En la sustentación del cargo censura al Tribunal por haber valorado aisladamente la cláusula cuarta del contrato de trabajo, en la cual se pactó la autorización previa y escrita para laborar en días de descanso obligatorio, y no las demás cláusulas del mismo donde se acordaron otras obligaciones como la prevista en la tercera que enuncia las obligaciones del trabajador en especial la de acatar órdenes y la séptima que eleva a justa causa la negativa a ejecutar labores designadas por el superior, cláusulas éstas obligatorias por ser desarrollo del poder subordinante sin las cuales sería imposible desarrollar la disponibilidad y subordinación en la relación de trabajo.

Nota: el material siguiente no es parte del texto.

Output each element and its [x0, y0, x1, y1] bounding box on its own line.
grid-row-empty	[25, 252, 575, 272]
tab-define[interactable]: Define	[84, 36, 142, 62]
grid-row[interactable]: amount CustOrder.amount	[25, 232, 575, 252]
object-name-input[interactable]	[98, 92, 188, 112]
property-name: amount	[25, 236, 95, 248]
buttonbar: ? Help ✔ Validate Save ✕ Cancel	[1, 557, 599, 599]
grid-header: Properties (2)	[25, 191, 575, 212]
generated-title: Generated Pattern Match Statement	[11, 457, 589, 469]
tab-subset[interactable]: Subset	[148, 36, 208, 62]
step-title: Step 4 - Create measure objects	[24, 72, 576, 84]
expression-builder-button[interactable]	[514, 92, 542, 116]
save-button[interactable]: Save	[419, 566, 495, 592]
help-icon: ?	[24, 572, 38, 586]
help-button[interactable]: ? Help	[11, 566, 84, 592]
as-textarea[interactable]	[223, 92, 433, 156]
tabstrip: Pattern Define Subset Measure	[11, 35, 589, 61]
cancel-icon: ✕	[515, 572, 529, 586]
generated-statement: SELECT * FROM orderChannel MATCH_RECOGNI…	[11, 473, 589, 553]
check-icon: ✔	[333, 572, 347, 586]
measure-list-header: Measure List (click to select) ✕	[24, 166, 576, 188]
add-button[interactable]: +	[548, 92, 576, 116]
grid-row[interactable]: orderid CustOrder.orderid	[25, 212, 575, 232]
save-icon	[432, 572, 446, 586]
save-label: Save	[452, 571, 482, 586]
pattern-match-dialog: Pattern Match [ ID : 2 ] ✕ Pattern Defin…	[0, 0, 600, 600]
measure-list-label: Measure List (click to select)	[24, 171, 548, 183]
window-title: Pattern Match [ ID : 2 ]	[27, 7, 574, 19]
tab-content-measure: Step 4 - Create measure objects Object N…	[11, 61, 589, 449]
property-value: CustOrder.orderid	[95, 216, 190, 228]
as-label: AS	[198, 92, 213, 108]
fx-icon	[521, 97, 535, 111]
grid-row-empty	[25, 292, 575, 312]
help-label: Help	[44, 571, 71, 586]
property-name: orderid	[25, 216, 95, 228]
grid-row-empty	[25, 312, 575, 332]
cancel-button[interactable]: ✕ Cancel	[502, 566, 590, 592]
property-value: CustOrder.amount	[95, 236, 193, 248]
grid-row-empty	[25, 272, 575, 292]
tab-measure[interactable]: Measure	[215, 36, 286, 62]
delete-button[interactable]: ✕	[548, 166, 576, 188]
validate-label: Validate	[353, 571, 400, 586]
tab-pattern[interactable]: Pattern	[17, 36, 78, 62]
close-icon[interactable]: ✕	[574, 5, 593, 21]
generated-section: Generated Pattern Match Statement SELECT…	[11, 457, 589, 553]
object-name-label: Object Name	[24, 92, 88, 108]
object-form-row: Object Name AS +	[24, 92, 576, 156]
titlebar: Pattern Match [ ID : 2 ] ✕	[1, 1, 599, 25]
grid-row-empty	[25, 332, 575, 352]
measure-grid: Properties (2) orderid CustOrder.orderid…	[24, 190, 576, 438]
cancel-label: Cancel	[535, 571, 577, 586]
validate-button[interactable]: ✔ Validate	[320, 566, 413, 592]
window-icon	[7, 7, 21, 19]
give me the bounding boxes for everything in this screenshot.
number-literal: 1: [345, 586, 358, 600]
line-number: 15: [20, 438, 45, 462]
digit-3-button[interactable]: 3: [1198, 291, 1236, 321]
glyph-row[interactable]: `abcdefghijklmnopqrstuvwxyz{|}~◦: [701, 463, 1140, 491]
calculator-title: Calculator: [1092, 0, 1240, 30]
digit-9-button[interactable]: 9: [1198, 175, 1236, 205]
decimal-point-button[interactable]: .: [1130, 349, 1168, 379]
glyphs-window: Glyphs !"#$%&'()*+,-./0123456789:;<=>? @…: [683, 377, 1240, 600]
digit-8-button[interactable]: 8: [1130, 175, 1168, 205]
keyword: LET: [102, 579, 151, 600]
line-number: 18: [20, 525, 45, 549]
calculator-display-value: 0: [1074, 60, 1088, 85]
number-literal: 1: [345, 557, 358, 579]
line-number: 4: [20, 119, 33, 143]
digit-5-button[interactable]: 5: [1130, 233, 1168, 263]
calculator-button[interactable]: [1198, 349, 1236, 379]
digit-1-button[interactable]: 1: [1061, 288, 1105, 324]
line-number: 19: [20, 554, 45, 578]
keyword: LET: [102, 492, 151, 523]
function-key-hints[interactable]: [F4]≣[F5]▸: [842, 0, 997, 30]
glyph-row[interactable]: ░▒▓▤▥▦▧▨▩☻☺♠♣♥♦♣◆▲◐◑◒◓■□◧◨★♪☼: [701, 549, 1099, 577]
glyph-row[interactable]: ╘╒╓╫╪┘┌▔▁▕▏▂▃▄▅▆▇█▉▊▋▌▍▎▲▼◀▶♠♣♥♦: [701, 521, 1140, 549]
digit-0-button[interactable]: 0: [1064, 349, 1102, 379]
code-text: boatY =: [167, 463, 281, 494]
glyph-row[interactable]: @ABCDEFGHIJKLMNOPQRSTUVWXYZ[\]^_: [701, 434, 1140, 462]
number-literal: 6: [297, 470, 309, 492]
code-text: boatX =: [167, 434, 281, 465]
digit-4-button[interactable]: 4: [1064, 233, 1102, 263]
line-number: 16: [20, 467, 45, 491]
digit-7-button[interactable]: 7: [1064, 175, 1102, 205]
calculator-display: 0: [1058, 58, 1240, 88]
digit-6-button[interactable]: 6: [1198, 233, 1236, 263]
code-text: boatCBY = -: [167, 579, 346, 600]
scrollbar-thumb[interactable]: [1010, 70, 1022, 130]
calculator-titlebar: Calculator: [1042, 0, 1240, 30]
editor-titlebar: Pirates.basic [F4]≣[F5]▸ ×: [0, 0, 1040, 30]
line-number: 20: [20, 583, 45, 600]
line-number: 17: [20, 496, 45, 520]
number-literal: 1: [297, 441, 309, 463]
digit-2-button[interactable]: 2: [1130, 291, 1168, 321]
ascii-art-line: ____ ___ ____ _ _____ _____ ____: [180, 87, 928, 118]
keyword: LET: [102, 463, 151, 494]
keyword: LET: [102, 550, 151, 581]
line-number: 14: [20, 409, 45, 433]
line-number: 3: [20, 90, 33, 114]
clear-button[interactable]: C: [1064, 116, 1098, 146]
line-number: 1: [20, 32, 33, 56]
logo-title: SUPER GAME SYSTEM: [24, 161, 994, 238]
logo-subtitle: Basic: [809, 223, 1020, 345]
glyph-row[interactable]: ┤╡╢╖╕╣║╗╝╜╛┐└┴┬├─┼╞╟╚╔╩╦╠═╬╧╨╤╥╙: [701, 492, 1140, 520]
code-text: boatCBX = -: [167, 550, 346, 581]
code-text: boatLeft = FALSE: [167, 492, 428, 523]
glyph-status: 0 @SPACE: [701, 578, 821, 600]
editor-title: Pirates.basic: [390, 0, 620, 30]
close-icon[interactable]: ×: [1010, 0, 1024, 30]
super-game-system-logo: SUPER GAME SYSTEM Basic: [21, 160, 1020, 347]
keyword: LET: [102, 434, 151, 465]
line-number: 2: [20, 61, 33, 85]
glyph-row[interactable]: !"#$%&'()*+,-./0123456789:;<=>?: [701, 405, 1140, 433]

Que dentro de las diferentes disposiciones contractuales existen unas que deben ser variables como las relacionadas con el salario y las atinentes a los avisos o comunicaciones para laborar los festivos y dominicales, las cuales tienen vida de acuerdo a la realidad, pero que el Tribunal no valoró así, sino por el contrario de manera exegética.

Censura igualmente el que el Tribunal no hubiese sopesado el otro argumento del despido, cual fue la ausencia de justificación por no haber comparecido a laborar el festivo del 1º de noviembre de 1.993, lo cual se corrobora con el acta de descargos y el interrogatorio de parte del demandante y termina relacionando los dichos de los varios testigos, versiones que según su criterio fueron erróneamente valorados; para concluir que enterado el trabajador de su deber de laborar el festivo en referencia, no interesa el medio utilizado y al no haber comparecido a prestar el servicio si existió la justa causa para el despido.

El opositor señala en primer lugar que existe falta de técnica de casación en la formulación del alcance de la impugnación, porque se pretende casar totalmente la sentencia del ad quem y a la vez revocar la del juzgado, lo cual significa que exige se despachen adversamente las pretensiones, al haber sido absolutorio el fallo del a quo y concluye expresando que el Tribunal si valoró correctamente el acervo probatorio.

IV.- CONSIDERACIONES DE LA CORTE Le asiste la razón al replicante en cuanto resalta el defecto técnico del alcance de la impugnación en el que se aspira la casación total de la sentencia impugnada, y “convertida en sede de instancia revoque la dictada el 4 y 5 de Septiembre de 1996 por el Juzgado Primero Laboral de ese mismo Circuito, procediendo en su lugar a absolver a la sociedad de las pretensiones de la demanda”.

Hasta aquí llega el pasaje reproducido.